Tricked and trafficked … Alia Bhatt as Gangubai Kathiawadi Photograph: Film PR handout

Here is a luxuriously sleazy-sentimental melodrama about the Mumbai underworld, directed with gusto by Sanjay Leela Bhansali, the powerhouse Bollywood film-maker who 20 years ago had a Bafta nomination for his mighty epic Devdas. It is an adaptation from a tale in the true-crime reportage bestseller Mafia Queens of Mumbai by Hussain Zaidi: the story of Gangubai Kathiawadi, who in the 60s was tricked and trafficked into prostitution in Mumbai’s Kamathipura red-light zone, but through her survivor’s ruthlessness and shrewd cultivation of political connections rose to become an underworld madam involved in drugs and violent crime. She then parlayed this gangland prestige into a media profile, campaigning for sex workers’ rights, even – according to legend – meeting to discuss these with India’s first prime minister Nehru himself.

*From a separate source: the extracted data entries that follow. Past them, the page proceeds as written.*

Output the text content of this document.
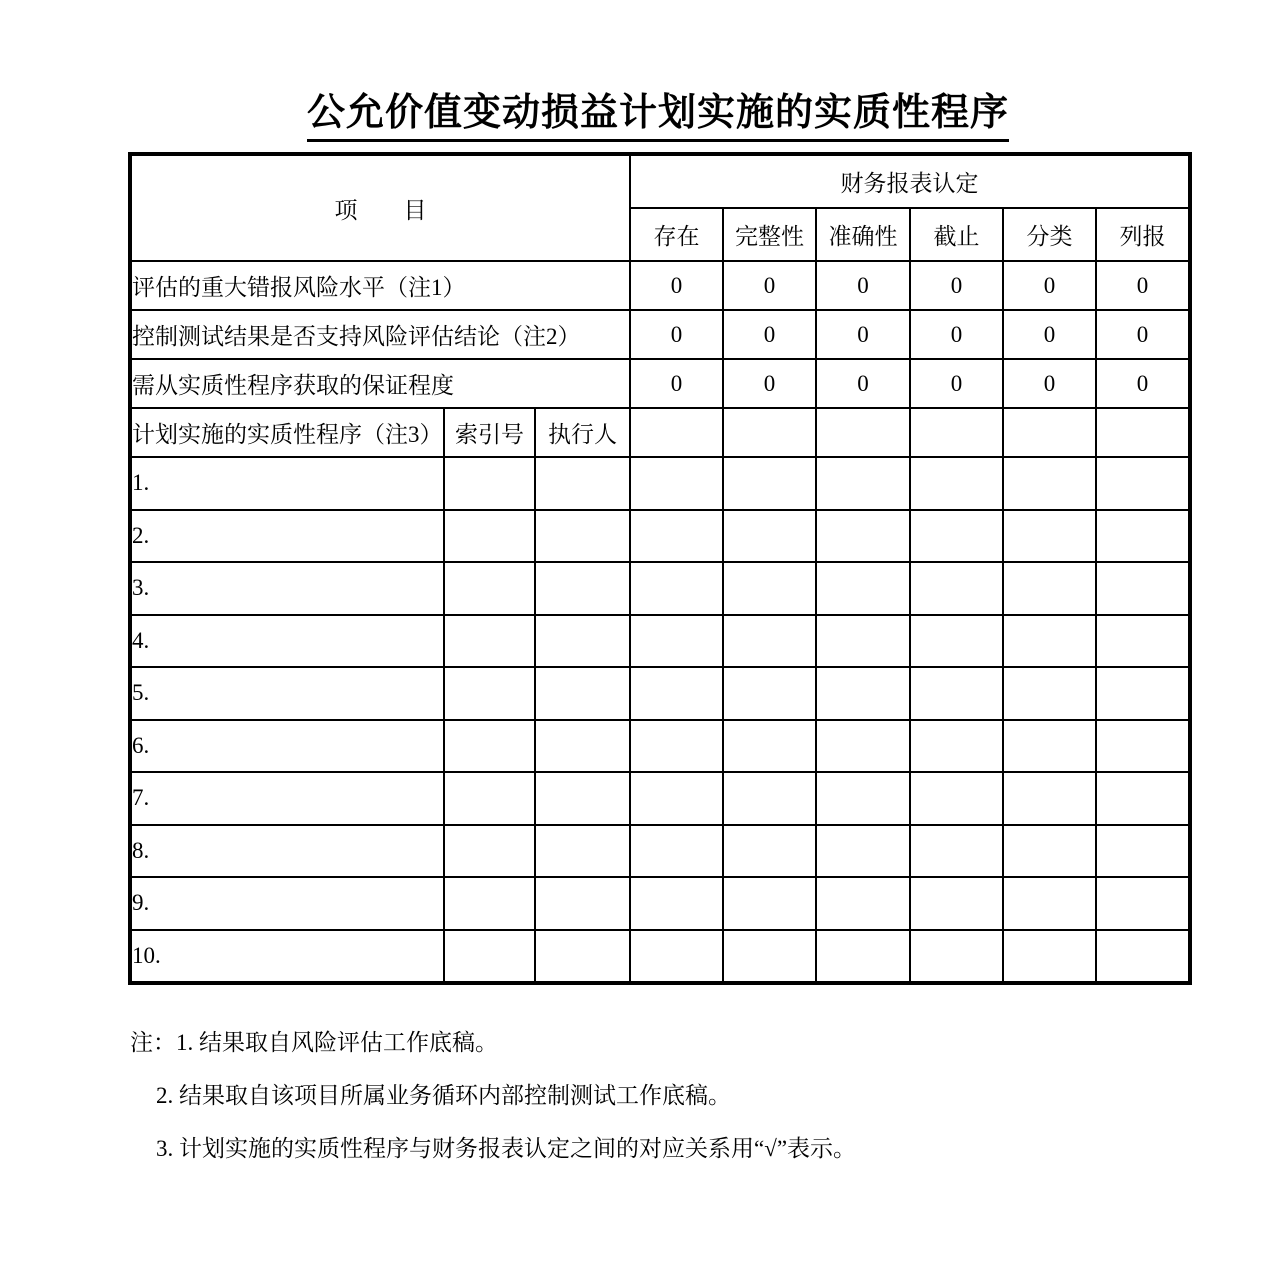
公允价值变动损益计划实施的实质性程序
项　　目			财务报表认定					
			存在	完整性	准确性	截止	分类	列报
评估的重大错报风险水平（注1）			0	0	0	0	0	0
控制测试结果是否支持风险评估结论（注2）			0	0	0	0	0	0
需从实质性程序获取的保证程度			0	0	0	0	0	0
计划实施的实质性程序（注3）	索引号	执行人						
1.								
2.								
3.								
4.								
5.								
6.								
7.								
8.								
9.								
10.								

注：1. 结果取自风险评估工作底稿。

2. 结果取自该项目所属业务循环内部控制测试工作底稿。

3. 计划实施的实质性程序与财务报表认定之间的对应关系用“√”表示。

Alia Bhatt plays Gangubai, the innocent provincial girl who dreams of movie stardom and believes the sinister smoothie boyfriend luring her to the big city. Then she is imprisoned, raped and savagely brutalised in the brothel, but becomes a kind of unofficial union rep for the other women and pleads for justice from a local chieftain of city politics: Karim Lala (Ajay Devgn) to whom she extends the brothel’s onsite booze franchise in return. And so her upward climb begins, which involves a political duel with a rival, trans madam Raziabai, played by Vijay Raaz.

This fictionalised version omits any violence in which Gangubai was reportedly involved and drugs are demurely replaced with alcohol being sold on the premises; when Gangubai finally evolves from being a mafia queen into a revered Mother India figure, blessed by smiling sex workers all around Mumbai, the movie loses a bit of its voltage. But there is terrific verve and audacity in this picture and some spectacular fantasy-musical setpieces. In fact, it is the streak of schmaltz within the gruesomeness which gives the story its outrageous energy. There is an entertainingly brazen quality to this movie, a brashness and recklessness to go with the mawkishness: it has a storytelling killer instinct.

• Gangubai Kathiawadi is released on 25 February in cinemas.